From a story perspective, it is straight from a comic book – literally. The comic written by Mark Millar and Dave Gibbons is familiar territory when you put names to works; such as Kick Ass and Wanted. The movie absolutely resonates with the irreverence of both the previous works. It functions both as an homage to the genre of the spy thriller and a near parody at the same time; just as Kick Ass does for the Superhero story. That is to say the movie is as witty as it is ridiculous, but too entertaining at the same time. The movie doesn’t try to be more than what it is and it actually knows it. Where some works try to be self referential and ironic in that they are doing that – they fail. This one does not as it keeps the tongue firmly planted in the cheek the entire time. I think the source material was good, but this tone I’ve been talking about comes from frequent writing partners Matthew Vaughn and Jane Goldman. The pair previously gave us Stardust, Kick Ass, and X-men First Class which all are very well done films that succeed on a lot of levels as does this one continuing a good trend.

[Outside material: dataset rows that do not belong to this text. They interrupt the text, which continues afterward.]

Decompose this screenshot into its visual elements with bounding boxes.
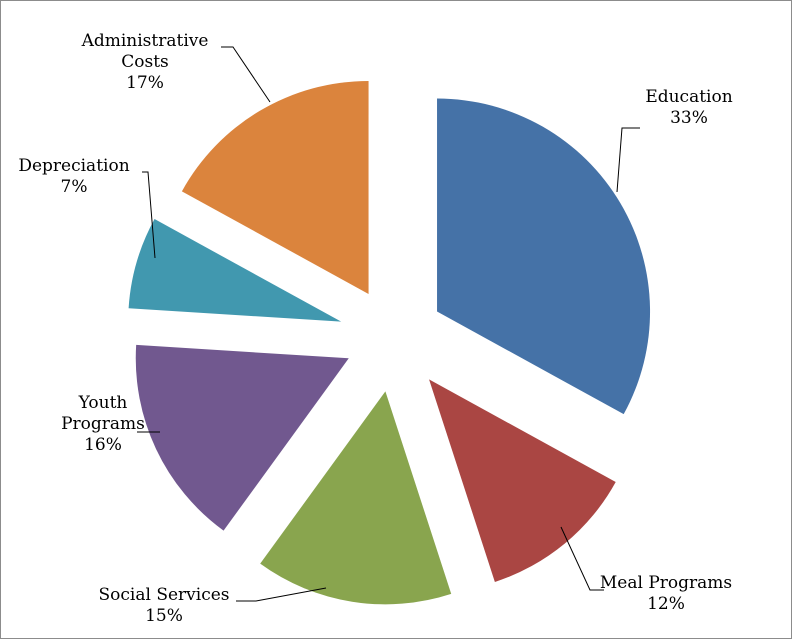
data-label-category-youth-programs: Programs bbox=[61, 414, 145, 434]
pie-slice-education bbox=[437, 98, 651, 415]
data-label-category-social-services: Social Services bbox=[99, 585, 230, 605]
leader-line-social-services bbox=[236, 587, 327, 602]
data-label-percent-administrative-costs: 17% bbox=[126, 73, 164, 93]
data-label-percent-education: 33% bbox=[670, 108, 708, 128]
pie-slice-meal-programs bbox=[429, 379, 616, 582]
data-label-percent-social-services: 15% bbox=[145, 606, 183, 626]
data-label-category-administrative-costs: Costs bbox=[121, 52, 169, 72]
leader-line-depreciation bbox=[142, 171, 156, 259]
data-label-percent-meal-programs: 12% bbox=[647, 594, 685, 614]
data-label-percent-depreciation: 7% bbox=[61, 177, 88, 197]
pie-slice-social-services bbox=[260, 391, 452, 605]
leader-line-education bbox=[616, 127, 640, 193]
data-label-category-meal-programs: Meal Programs bbox=[600, 573, 732, 593]
data-label-category-education: Education bbox=[645, 87, 732, 107]
pie-slice-depreciation bbox=[128, 219, 342, 322]
pie-slice-administrative-costs bbox=[181, 80, 369, 294]
leader-line-meal-programs bbox=[560, 526, 604, 591]
leader-line-administrative-costs bbox=[221, 46, 271, 103]
pie-slice-youth-programs bbox=[135, 344, 349, 531]
data-label-category-administrative-costs: Administrative bbox=[81, 31, 209, 51]
data-label-percent-youth-programs: 16% bbox=[84, 435, 122, 455]
data-label-category-depreciation: Depreciation bbox=[18, 156, 129, 176]
data-label-category-youth-programs: Youth bbox=[78, 393, 128, 413]
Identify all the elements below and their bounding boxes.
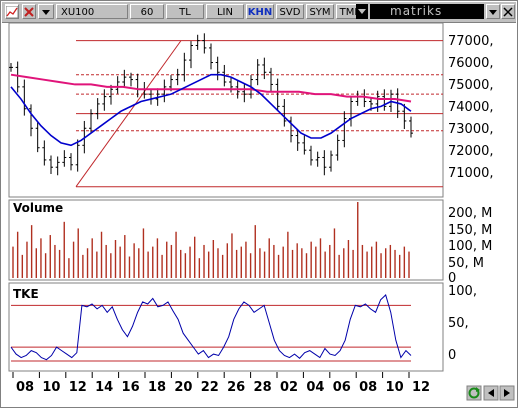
scale-button[interactable]: LIN [206, 4, 244, 19]
price-tick: 75000, [448, 78, 494, 93]
scroll-right-icon[interactable] [499, 385, 515, 401]
price-tick: 77000, [448, 34, 494, 49]
volume-tick: 50, M [448, 256, 484, 271]
volume-tick: 150, M [448, 223, 492, 238]
price-tick: 71000, [448, 166, 494, 181]
volume-tick: 0 [448, 271, 456, 286]
chart-settings-icon[interactable] [5, 4, 19, 19]
x-tick-label: 02 [280, 380, 298, 395]
x-tick-label: 10 [386, 380, 404, 395]
x-axis: 08 10 12 14 16 18 20 22 26 28 02 04 06 08 10 12 [12, 372, 430, 395]
trend-line [75, 40, 182, 187]
long-moving-average [10, 73, 412, 103]
x-tick-label: 14 [95, 380, 113, 395]
x-tick-label: 08 [359, 380, 377, 395]
x-tick-label: 22 [201, 380, 219, 395]
symbol-dropdown-icon[interactable] [38, 4, 54, 19]
scroll-left-icon[interactable] [483, 385, 499, 401]
chart-mode-button[interactable]: KHN [246, 4, 274, 19]
tmp-dropdown-icon[interactable] [356, 4, 368, 19]
tke-tick: 100, [448, 284, 477, 299]
price-tick: 74000, [448, 100, 494, 115]
x-tick-label: 12 [412, 380, 430, 395]
x-tick-label: 18 [148, 380, 166, 395]
chart-area: 77000, 76000, 75000, 74000, 73000, 72000… [8, 22, 515, 404]
svd-button[interactable]: SVD [276, 4, 304, 19]
volume-title: Volume [13, 201, 63, 215]
tke-line [10, 294, 412, 361]
tke-layer [10, 294, 412, 362]
volume-tick: 200, M [448, 206, 492, 221]
price-y-axis: 77000, 76000, 75000, 74000, 73000, 72000… [448, 34, 494, 181]
symbol-field[interactable]: XU100 [56, 4, 128, 19]
x-tick-label: 20 [174, 380, 192, 395]
close-icon[interactable] [501, 4, 515, 19]
x-tick-label: 10 [42, 380, 60, 395]
currency-button[interactable]: TL [166, 4, 204, 19]
x-tick-label: 28 [254, 380, 272, 395]
sym-button[interactable]: SYM [306, 4, 334, 19]
y-axis-area [445, 23, 515, 371]
volume-layer [12, 202, 410, 278]
volume-tick: 100, M [448, 239, 492, 254]
toolbar: XU100 60 TL LIN KHN SVD SYM TMP matriks [2, 2, 516, 23]
x-tick-label: 26 [227, 380, 245, 395]
x-tick-label: 12 [69, 380, 87, 395]
short-moving-average [10, 73, 412, 147]
close-chart-icon[interactable] [22, 4, 36, 19]
tke-tick: 0 [448, 348, 456, 363]
volume-panel [8, 199, 444, 281]
period-button[interactable]: 60 [130, 4, 164, 19]
tke-y-axis: 100, 50, 0 [448, 284, 477, 363]
price-tick: 76000, [448, 56, 494, 71]
x-tick-label: 08 [16, 380, 34, 395]
x-tick-label: 06 [333, 380, 351, 395]
x-axis-area [9, 374, 515, 404]
x-tick-label: 04 [306, 380, 324, 395]
tke-panel [8, 282, 444, 372]
volume-y-axis: 200, M 150, M 100, M 50, M 0 [448, 206, 492, 286]
minimize-icon[interactable] [486, 4, 500, 19]
x-tick-label: 16 [122, 380, 140, 395]
brand-logo: matriks [370, 4, 484, 19]
price-tick: 72000, [448, 144, 494, 159]
price-tick: 73000, [448, 122, 494, 137]
price-layer [9, 33, 443, 188]
tke-tick: 50, [448, 316, 469, 331]
refresh-icon[interactable] [466, 385, 482, 401]
tke-title: TKE [13, 287, 39, 301]
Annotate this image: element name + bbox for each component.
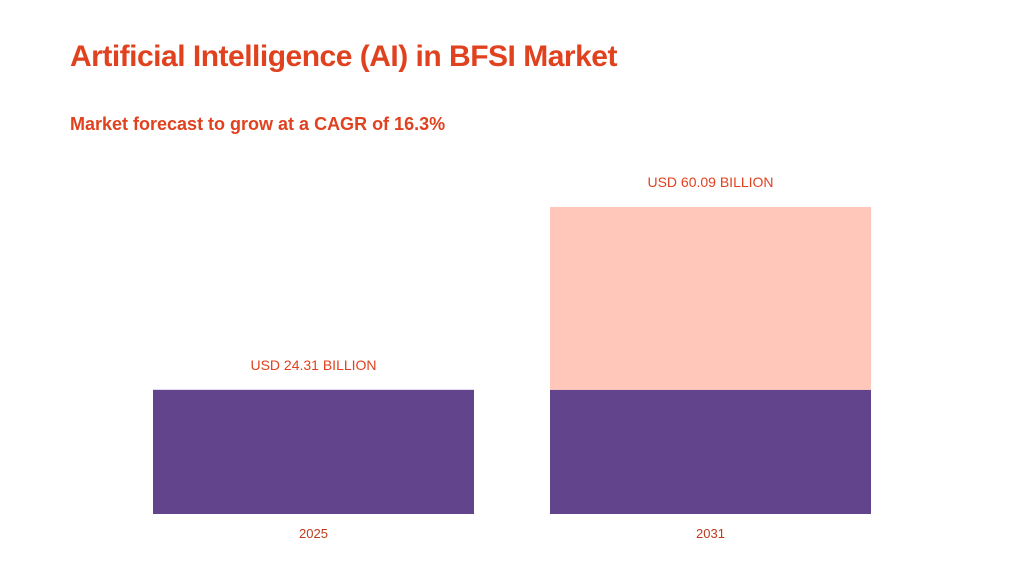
data-label-2025: USD 24.31 BILLION [250, 357, 376, 373]
data-label-2031: USD 60.09 BILLION [647, 174, 773, 190]
bar-2031-segment-2 [550, 207, 871, 390]
bar-2031-segment-1 [550, 389, 871, 514]
chart-title: Artificial Intelligence (AI) in BFSI Mar… [70, 40, 617, 73]
category-label-2025: 2025 [299, 526, 328, 541]
chart-subtitle: Market forecast to grow at a CAGR of 16.… [70, 114, 446, 134]
bar-2025-segment-1 [153, 389, 474, 514]
category-label-2031: 2031 [696, 526, 725, 541]
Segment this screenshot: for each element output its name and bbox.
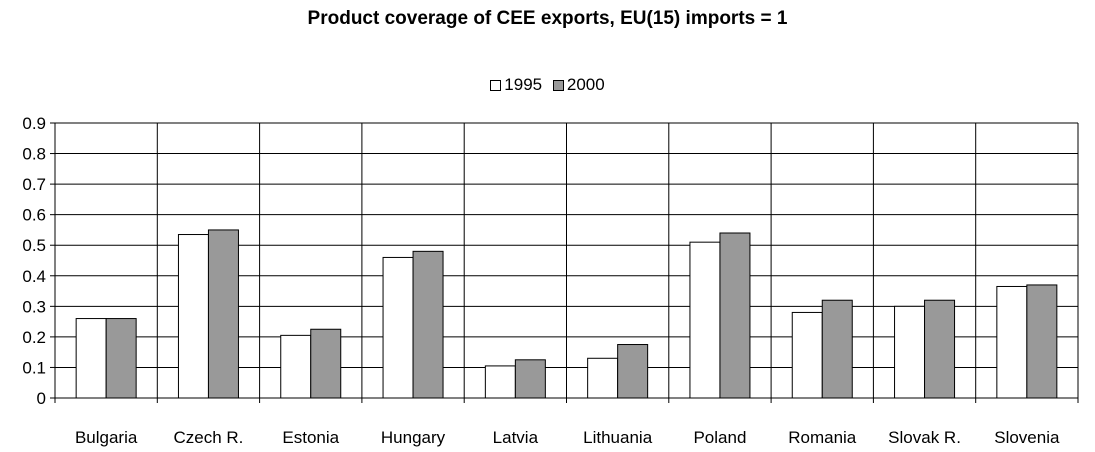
legend-swatch-1995 [490,79,502,91]
legend-label-2000: 2000 [566,75,605,94]
x-tick-label: Slovak R. [888,428,961,447]
x-tick-label: Romania [788,428,857,447]
y-tick-label: 0.9 [22,114,46,133]
x-tick-label: Hungary [381,428,446,447]
bar-1995 [996,285,1028,399]
y-tick-label: 0.5 [22,236,46,255]
legend-label-1995: 1995 [504,75,543,94]
legend-item-2000: 2000 [552,75,605,95]
x-tick-label: Slovenia [994,428,1060,447]
x-tick-label: Lithuania [583,428,653,447]
bar-2000 [207,229,239,399]
x-tick-label: Bulgaria [75,428,138,447]
bar-1995 [689,241,721,399]
y-tick-label: 0.8 [22,145,46,164]
legend-swatch-2000 [552,79,564,91]
chart-legend: 1995 2000 [0,75,1095,96]
bar-2000 [617,344,649,399]
bar-1995 [484,365,516,399]
bar-2000 [105,318,137,399]
y-tick-label: 0 [37,389,46,408]
bar-1995 [280,334,312,399]
y-tick-label: 0.4 [22,267,46,286]
bar-2000 [514,359,546,399]
bar-2000 [1026,284,1058,399]
x-tick-label: Czech R. [173,428,243,447]
x-tick-label: Estonia [282,428,339,447]
y-tick-label: 0.6 [22,206,46,225]
x-tick-label: Latvia [493,428,539,447]
bar-2000 [310,328,342,399]
y-tick-label: 0.7 [22,175,46,194]
bar-1995 [587,357,619,399]
x-tick-label: Poland [693,428,746,447]
bar-2000 [924,299,956,399]
y-tick-label: 0.3 [22,297,46,316]
y-tick-label: 0.1 [22,358,46,377]
bar-1995 [75,318,107,399]
bar-2000 [821,299,853,399]
bar-1995 [791,311,823,399]
bar-1995 [894,305,926,399]
bar-1995 [382,256,414,399]
legend-item-1995: 1995 [490,75,542,95]
y-tick-label: 0.2 [22,328,46,347]
bar-1995 [177,234,209,399]
bar-2000 [719,232,751,399]
bar-2000 [412,250,444,399]
chart-title: Product coverage of CEE exports, EU(15) … [307,8,788,29]
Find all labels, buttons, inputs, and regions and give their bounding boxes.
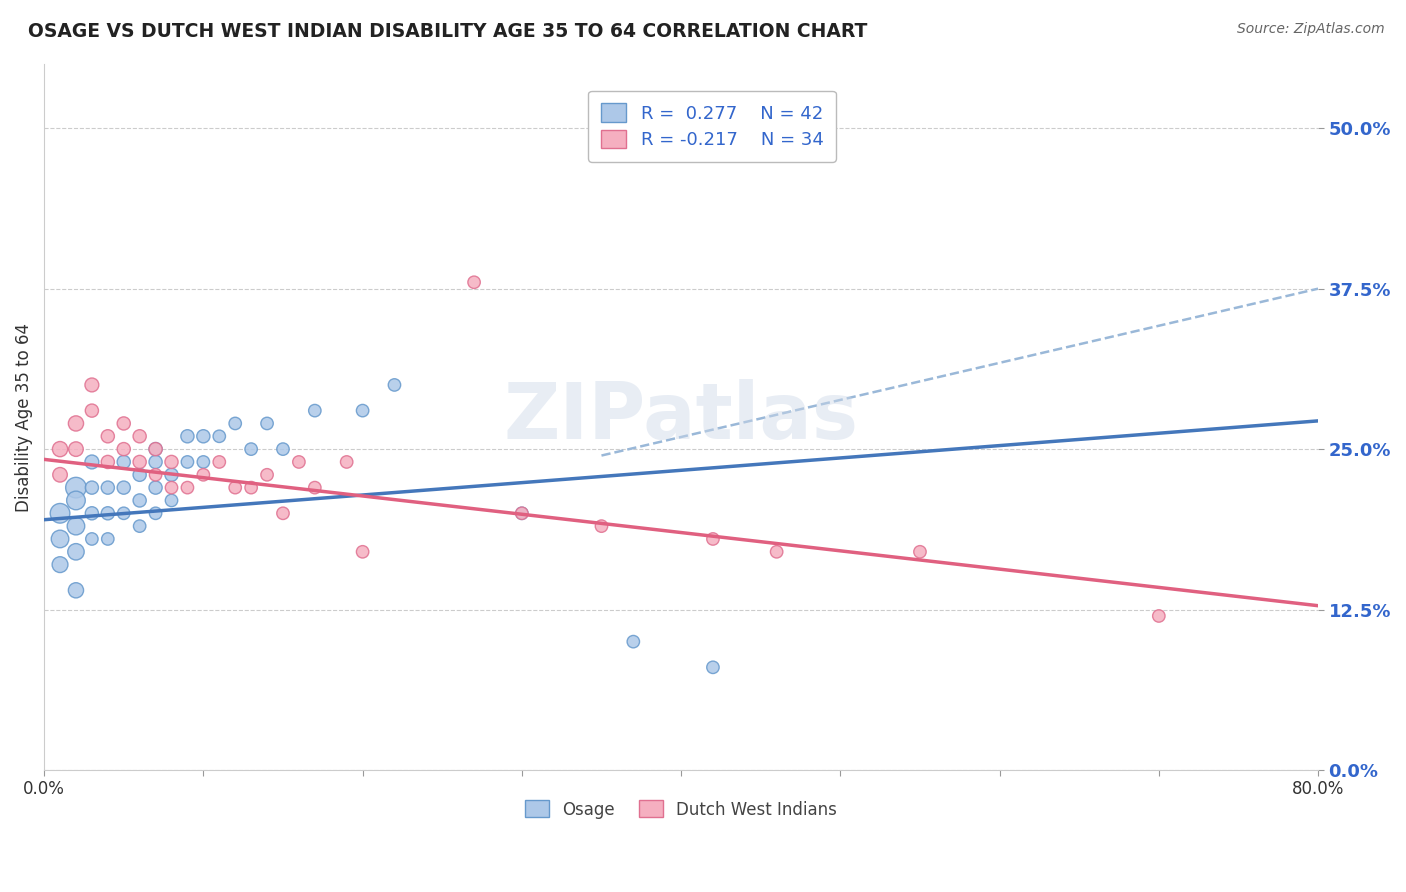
Point bbox=[160, 467, 183, 482]
Point bbox=[49, 558, 72, 572]
Point bbox=[128, 493, 150, 508]
Point bbox=[97, 532, 120, 546]
Point bbox=[112, 481, 135, 495]
Text: ZIPatlas: ZIPatlas bbox=[503, 379, 859, 455]
Point bbox=[288, 455, 311, 469]
Point bbox=[352, 403, 374, 417]
Point bbox=[145, 455, 167, 469]
Point bbox=[240, 481, 263, 495]
Point bbox=[208, 455, 231, 469]
Point bbox=[304, 403, 326, 417]
Point bbox=[224, 417, 246, 431]
Point bbox=[65, 583, 87, 598]
Point bbox=[65, 481, 87, 495]
Point bbox=[80, 455, 103, 469]
Point bbox=[80, 506, 103, 520]
Point bbox=[80, 481, 103, 495]
Legend: Osage, Dutch West Indians: Osage, Dutch West Indians bbox=[519, 794, 844, 825]
Point bbox=[97, 429, 120, 443]
Point bbox=[193, 467, 215, 482]
Point bbox=[621, 634, 644, 648]
Text: OSAGE VS DUTCH WEST INDIAN DISABILITY AGE 35 TO 64 CORRELATION CHART: OSAGE VS DUTCH WEST INDIAN DISABILITY AG… bbox=[28, 22, 868, 41]
Y-axis label: Disability Age 35 to 64: Disability Age 35 to 64 bbox=[15, 323, 32, 511]
Point bbox=[256, 467, 278, 482]
Point bbox=[271, 442, 294, 456]
Point bbox=[128, 429, 150, 443]
Point bbox=[112, 442, 135, 456]
Point bbox=[1147, 609, 1170, 624]
Point bbox=[908, 545, 931, 559]
Point bbox=[256, 417, 278, 431]
Point bbox=[145, 481, 167, 495]
Point bbox=[176, 481, 198, 495]
Point bbox=[49, 467, 72, 482]
Point bbox=[65, 442, 87, 456]
Point bbox=[128, 519, 150, 533]
Point bbox=[128, 467, 150, 482]
Point bbox=[49, 506, 72, 520]
Point bbox=[384, 378, 406, 392]
Point bbox=[702, 532, 724, 546]
Point bbox=[510, 506, 533, 520]
Point bbox=[336, 455, 359, 469]
Point bbox=[176, 455, 198, 469]
Point bbox=[352, 545, 374, 559]
Point bbox=[65, 417, 87, 431]
Point bbox=[80, 532, 103, 546]
Point bbox=[112, 506, 135, 520]
Point bbox=[128, 455, 150, 469]
Point bbox=[80, 403, 103, 417]
Point bbox=[97, 455, 120, 469]
Point bbox=[112, 455, 135, 469]
Point bbox=[97, 481, 120, 495]
Point bbox=[702, 660, 724, 674]
Point bbox=[97, 506, 120, 520]
Point bbox=[240, 442, 263, 456]
Point bbox=[65, 493, 87, 508]
Text: Source: ZipAtlas.com: Source: ZipAtlas.com bbox=[1237, 22, 1385, 37]
Point bbox=[49, 532, 72, 546]
Point bbox=[112, 417, 135, 431]
Point bbox=[591, 519, 613, 533]
Point bbox=[145, 506, 167, 520]
Point bbox=[193, 429, 215, 443]
Point bbox=[160, 481, 183, 495]
Point bbox=[145, 442, 167, 456]
Point bbox=[208, 429, 231, 443]
Point bbox=[65, 519, 87, 533]
Point bbox=[49, 442, 72, 456]
Point bbox=[160, 455, 183, 469]
Point bbox=[80, 378, 103, 392]
Point bbox=[224, 481, 246, 495]
Point bbox=[510, 506, 533, 520]
Point bbox=[160, 493, 183, 508]
Point bbox=[65, 545, 87, 559]
Point bbox=[271, 506, 294, 520]
Point bbox=[765, 545, 787, 559]
Point bbox=[304, 481, 326, 495]
Point bbox=[193, 455, 215, 469]
Point bbox=[145, 442, 167, 456]
Point bbox=[463, 275, 485, 289]
Point bbox=[176, 429, 198, 443]
Point bbox=[145, 467, 167, 482]
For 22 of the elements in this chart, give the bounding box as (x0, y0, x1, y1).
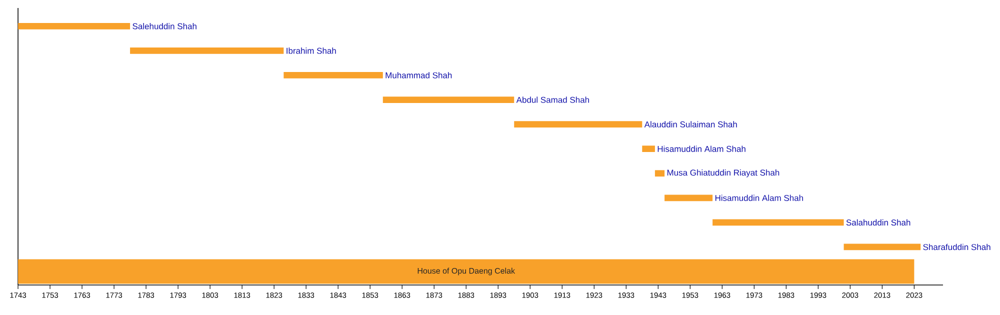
y-tick-label: Abdul Samad Shah (516, 96, 589, 103)
bar (664, 194, 713, 202)
bar (382, 96, 514, 103)
y-tick-label: Salahuddin Shah (846, 219, 910, 226)
bar (844, 244, 921, 250)
bar (18, 259, 914, 284)
bar (642, 146, 655, 152)
y-tick-label: Salehuddin Shah (132, 23, 196, 30)
y-tick-label: Alauddin Sulaiman Shah (644, 121, 737, 128)
bar (130, 47, 284, 54)
bar (514, 121, 642, 128)
y-tick-label: Sharafuddin Shah (923, 244, 990, 250)
y-tick-label: House of Opu Daeng Celak (418, 268, 516, 276)
y-tick-label: Muhammad Shah (386, 72, 452, 78)
y-tick-label: Hisamuddin Alam Shah (715, 194, 803, 202)
bar (284, 72, 383, 78)
y-tick-label: Hisamuddin Alam Shah (658, 146, 746, 152)
bar (712, 219, 844, 226)
y-tick-label: Musa Ghiatuddin Riayat Shah (667, 169, 780, 178)
bar (654, 170, 665, 177)
bar (18, 22, 130, 30)
y-tick-label: Ibrahim Shah (286, 48, 336, 54)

This isn’t to say they are flawless, with Vaughn at the helm again. There’s just something he misses but I can’t quite put my finger on it. The pacing is off just enough and I can’t be certain but I think he uses a 4 act structure rather than 3 which sets the story and style off from the norm. There are some pacing issues that could have been avoided if there had been a touch more deftness at the helm. Some of the fights are a confused mess through sharp cuts and unusual camera positions. When you can tell what the fight is, you move from first person shooter to near comic book level action sequences to moderate success in the overall film. What does work with the technicals though is that the movie knows it is ridiculous and gives the audience something special for it.

TL;DR

Kingsman is a good movie. It is an acerbic tongue in cheek take on the spy movies without being an outright parody. It is a fun little actioner that has humor and a sense of the absurd that needs to be praised. It goes for over the top without reaching too far, putting it in the just right category. I can honestly say I want to see it again and hope to laugh just as hard. I want to see more films remember how to be fun but still tell a good story. I think we have had enough as a movie going audience of dour, dark, and broody. They have their place, but movies like Kingsman are looking good and leave you feeling good.

The movie is not for everyone as it hits a bit of the ultraviolence at times, so if you want bloodless action give it a pass. It’s not gory, just not bloodless either. Someone remembered what squibs are.

If you were the least bit curious about this movie, go see it. Nom your popcorn and drink your beverage and just enjoy the ride. I know I did.